As couples plan their highly-anticipated celebrations of love, many of the processes that are typically involved may not be possible right now. Thankfully, there are various digital planning resources available that allow couples and wedding vendors to tackle planning necessities efficiently without having to leave their homes. For example, with face-to-face interactions strongly advised against or even impossible due to restrictions, many have resorted to using video conferencing and project coordination apps to keep in touch and ensure that everyone is on the same page during the planning process without putting anyone’s health at risk. Wedding venues have also been forced to adapt, and many  are offering virtual tours to cater to couples who are unable to do a physical inspection. Some are even using virtual reality technology to offer 360° virtual tours that give couples an experience that’s so realistic that it feels like they’re physically standing in the space.
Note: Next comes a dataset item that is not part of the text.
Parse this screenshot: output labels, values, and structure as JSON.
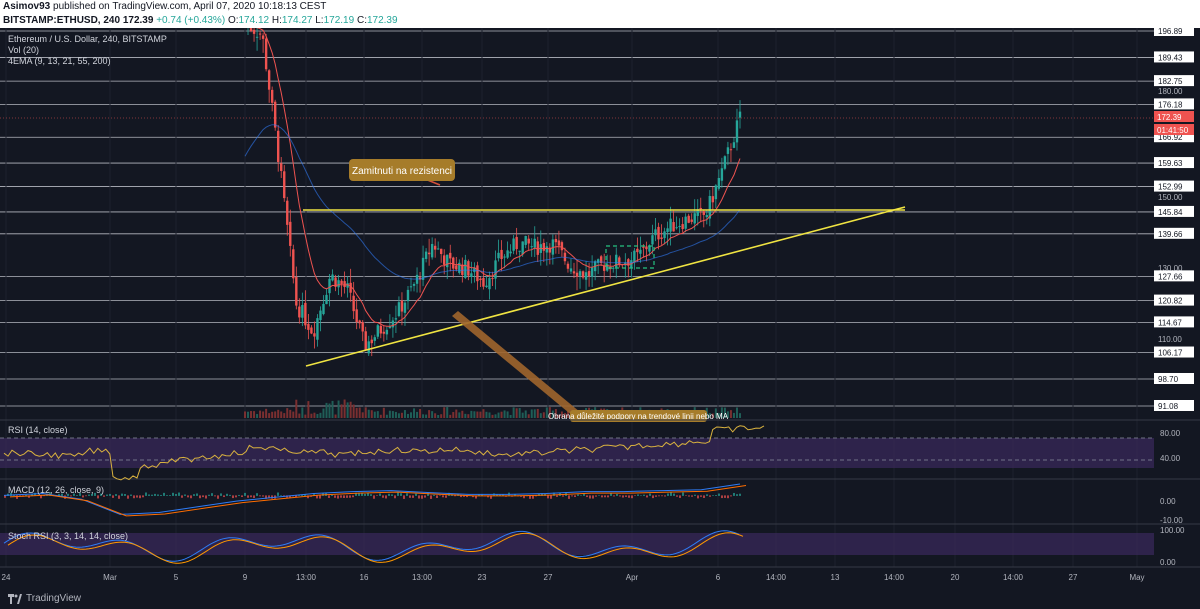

Shopping for wedding essentials

Brick and mortar businesses that sell products and services to weddings have either had to remain closed or are receiving a tiny fraction of their usual traffic. To survive, many of them have set up e-commerce platforms that allow them to keep selling their products and services to couples without coming into close contact. For example, many boutiques and wedding dress stores  have started operating online, making it possible for their clients to browse through products and have their measurements taken from a safe distance. Some are offering at-home try-ons, where they ship several wedding dresses for brides to safely try on at home before choosing one. Jewelers are also selling more wedding rings online than ever before by allowing couples to browse through collections,  inspect the rings virtually using high-quality multi-angled images and videos, and have their rings delivered to their homes safely. Hair and make-up artists have not been left behind, and are offering virtual consultations and tutorials to help couples and party members to settle on details that work best for their hair type, skin type and face shape.

For an industry that has been known to be “recession-proof”, the last four months have proven that the wedding industry is not pandemic-proof. But, even though weddings have been hit by major setbacks as a result of the pandemic, many are still happening thanks to the ingenuity of different players in the wedding industry and their willingness to adapt.